Premiere: 15. September 2023 – rezensierte Vorstellung: 01. November 2023

Ich hatte schon öfter über das Stück gelesen und dies hatte mein Interesse daran geweckt. Am 01. November 2023 war es dann soweit und ich durfte auf Einladung des Staatstheaters Augsburg “Hedwig and the Angry Inch” (Buch von John Cameron Mitchell, in Augsburg inszeniert von Cornelia Maschner) besuchen.

© Jan-Pieter Fuhr

Im Stück erzählt Hedwig ihre eigene Lebensgeschichte auf ihrem Konzert in Augsburg in Retrospektive. Die Geschichte beginnt im Berlin der 80er Jahre. Der junge Hansel merkt schon immer, dass er irgendwie nicht wie alle Anderen ist, auch seine Eltern können nicht wirklich viel mit ihm anfangen. Dann verliebt er sich in den US-Soldaten Luther. Um zu heiraten und so aus der DDR in die USA fliehen zu können, muss er sich aber komplett in eine Frau verwandeln, da gleichgeschlechtliche Ehe zu dieser Zeit nicht möglich war. Die Geschlechtsumwandlung geht aber schief und es bleibt ein “Angry Inch” seines männlichen Geschlechts zurück, der Hansel, der sich von nun an Hedwig nennt, immer an ihre Vergangenheit als Mann erinnern wird. Auch die Liebe zum US Soldaten endet nicht glücklich und so lebt Hedwig bald in einem Trailerpark in den Staaten. Doch dort findet sie eine neue Liebe, einen erst 17-Jährigen und schreibt für ihren Tommy von nun an Songs im Glam-Rock-Stil der 1970er Jahre. Aber sie findet wieder kein Glück auf Dauer, nachdem Tommy ihr übriggebliebenes Stück Männlichkeit bemerkt und erstmal schockiert reagiert, kommt es zum Streit und er verlässt Hedwig. Er feiert als “Tommy Gnosis” mit den von Hedwig gestohlenen Songs riesen Erfolge und wird zum Superstar. Für Hedwig und ihre zusammengewürfelte Band “the Angry Inch” bleibt dagegen nur eine kleine Low Budget-Tour und ihr aktueller Ehemann Yitzhak, eine ehemalige Dragqueen aus Albanien, mit dem es aber auch wieder nicht wirklich rund läuft…Sie bleibt also irgendwo auf der Suche nach der wahren Liebe und auch nach ihrer wahren Identität…

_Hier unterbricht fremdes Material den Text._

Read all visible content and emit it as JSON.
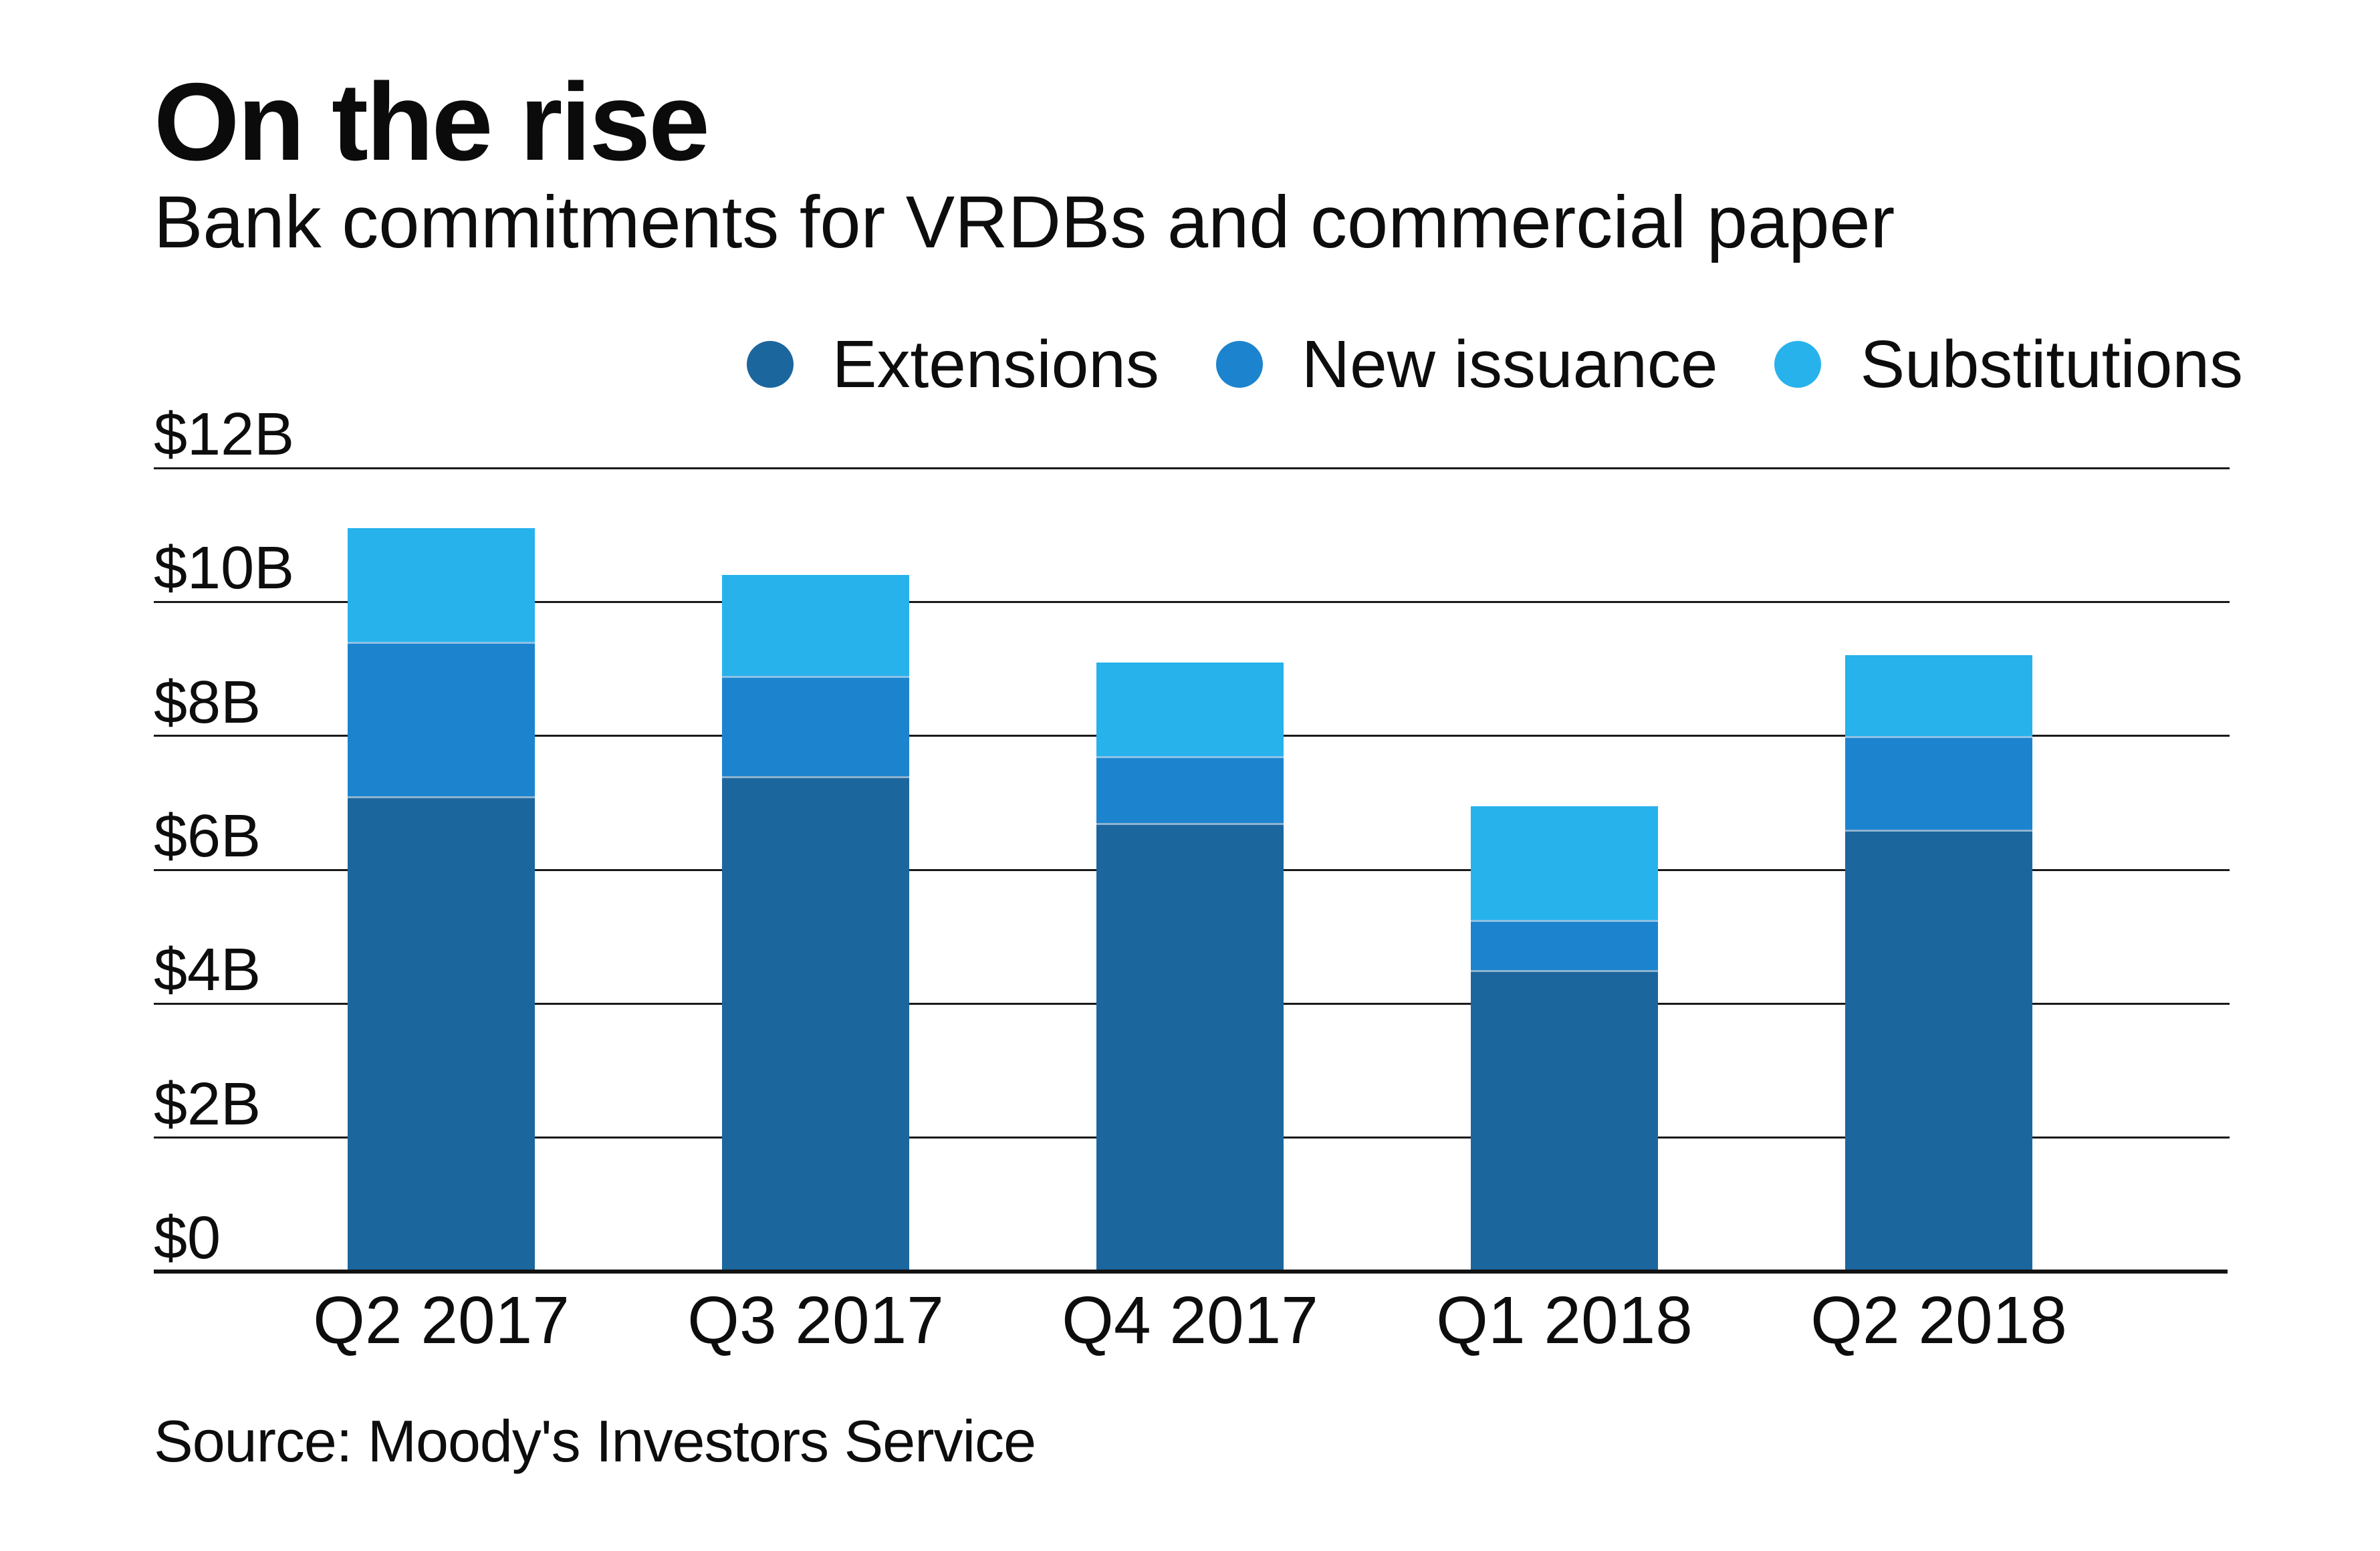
{
  "header": {
    "title": "On the rise",
    "subtitle": "Bank commitments for VRDBs and commercial paper"
  },
  "source_line": "Source: Moody's Investors Service",
  "colors": {
    "extensions": "#1c669e",
    "new_issuance": "#1c84ce",
    "substitutions": "#27b2ec",
    "gridline": "#1a1a1a",
    "axis": "#121212",
    "text": "#0d0d0d",
    "background": "#ffffff"
  },
  "legend": {
    "position": "top-right",
    "items": [
      {
        "label": "Extensions",
        "color": "#1c669e"
      },
      {
        "label": "New issuance",
        "color": "#1c84ce"
      },
      {
        "label": "Substitutions",
        "color": "#27b2ec"
      }
    ]
  },
  "chart_data": {
    "type": "bar",
    "stacked": true,
    "title": "On the rise",
    "subtitle": "Bank commitments for VRDBs and commercial paper",
    "unit": "billions USD",
    "categories": [
      "Q2 2017",
      "Q3 2017",
      "Q4 2017",
      "Q1 2018",
      "Q2 2018"
    ],
    "series": [
      {
        "name": "Extensions",
        "color": "#1c669e",
        "values": [
          7.1,
          7.4,
          6.7,
          4.5,
          6.6
        ]
      },
      {
        "name": "New issuance",
        "color": "#1c84ce",
        "values": [
          2.3,
          1.5,
          1.0,
          0.75,
          1.4
        ]
      },
      {
        "name": "Substitutions",
        "color": "#27b2ec",
        "values": [
          1.7,
          1.5,
          1.4,
          1.7,
          1.2
        ]
      }
    ],
    "totals": [
      11.1,
      10.4,
      9.1,
      6.95,
      9.2
    ],
    "ylim": [
      0,
      12
    ],
    "ytick_step": 2,
    "yticks": [
      "$0",
      "$2B",
      "$4B",
      "$6B",
      "$8B",
      "$10B",
      "$12B"
    ],
    "grid": true,
    "legend_position": "top-right",
    "source": "Source: Moody's Investors Service"
  }
}
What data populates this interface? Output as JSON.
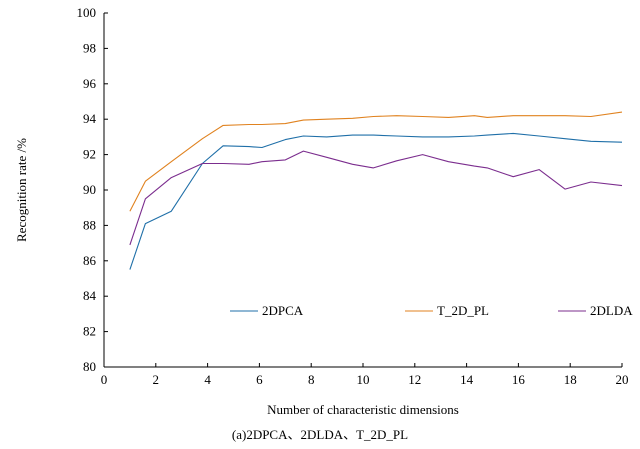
{
  "chart_data": {
    "type": "line",
    "xlabel": "Number of characteristic dimensions",
    "ylabel": "Recognition rate /%",
    "caption": "(a)2DPCA、2DLDA、T_2D_PL",
    "xlim": [
      0,
      20
    ],
    "ylim": [
      80,
      100
    ],
    "xticks": [
      0,
      2,
      4,
      6,
      8,
      10,
      12,
      14,
      16,
      18,
      20
    ],
    "yticks": [
      80,
      82,
      84,
      86,
      88,
      90,
      92,
      94,
      96,
      98,
      100
    ],
    "grid": false,
    "legend_position": "bottom-center",
    "x": [
      1,
      1.6,
      2.6,
      3.8,
      4.6,
      5.6,
      6.1,
      7,
      7.7,
      8.6,
      9.6,
      10.4,
      11.3,
      12.3,
      13.3,
      14.3,
      14.8,
      15.8,
      16.8,
      17.8,
      18.8,
      20
    ],
    "series": [
      {
        "name": "2DPCA",
        "color": "#1f6fa8",
        "values": [
          85.5,
          88.1,
          88.8,
          91.5,
          92.5,
          92.45,
          92.4,
          92.85,
          93.05,
          93.0,
          93.1,
          93.1,
          93.05,
          93.0,
          93.0,
          93.05,
          93.1,
          93.2,
          93.05,
          92.9,
          92.75,
          92.7
        ]
      },
      {
        "name": "T_2D_PL",
        "color": "#e0821f",
        "values": [
          88.8,
          90.5,
          91.6,
          92.9,
          93.65,
          93.7,
          93.7,
          93.75,
          93.95,
          94.0,
          94.05,
          94.15,
          94.2,
          94.15,
          94.1,
          94.2,
          94.1,
          94.2,
          94.2,
          94.2,
          94.15,
          94.4
        ]
      },
      {
        "name": "2DLDA",
        "color": "#7b2d8e",
        "values": [
          86.9,
          89.5,
          90.7,
          91.5,
          91.5,
          91.45,
          91.6,
          91.7,
          92.2,
          91.85,
          91.45,
          91.25,
          91.65,
          92.0,
          91.6,
          91.35,
          91.25,
          90.75,
          91.15,
          90.05,
          90.45,
          90.25
        ]
      }
    ]
  }
}
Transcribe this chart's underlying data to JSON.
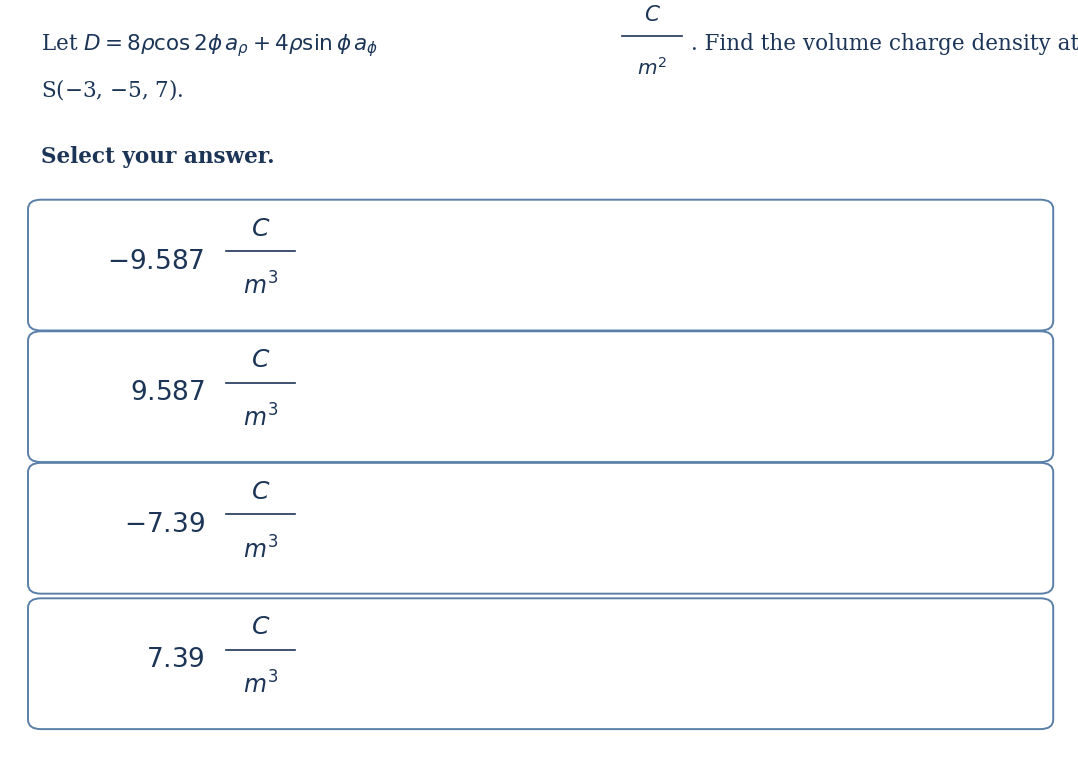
{
  "background_color": "#ffffff",
  "text_color": "#1c3557",
  "box_edge_color": "#5a7fa8",
  "fig_width": 10.78,
  "fig_height": 7.74,
  "answers": [
    {
      "value": "-9.587"
    },
    {
      "value": "9.587"
    },
    {
      "value": "-7.39"
    },
    {
      "value": "7.39"
    }
  ]
}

Die Musik (von Stephen Trask) ist überwiegend im Punk und Glamrock Stil gehalten mit vielen sehr energetischen Nummern, aber auch gefühlvolle Töne kommen immer mal wieder vor. Die Songs kommentieren quasi auch immer wieder Hedwigs Leben/die Handlung des Stückes. Die Choreographien von Luca Skupin wirken sehr ausdrucksstark, wild und sind geprägt von ausladender Gestik.

© Jan-Pieter Fuhr

Auch die Kostüme (von Lisa Geller) von Hedwig, der Band und Tommy sind im Stil des Punk und Glamrock gehalten. Bei der Band mit viel Leder und Nieten, Hedwig sticht hervor in einem schrillen, farbenprächtigen Pailletten-Outfit auf dem auffällig ein Auge und knallrote Lippen prangen, dazu trägt sie hohe gelbe Plateaustiefel und eine blonde wilde Langhaarmähne. Beim Rückblick auf ihr Leben trägt sie dann ein etwas gediegeneres Outfit, mit engem Oberteil, Minirock und Cowboystiefeln in Unifarben und nur schulterlange blonde Haare.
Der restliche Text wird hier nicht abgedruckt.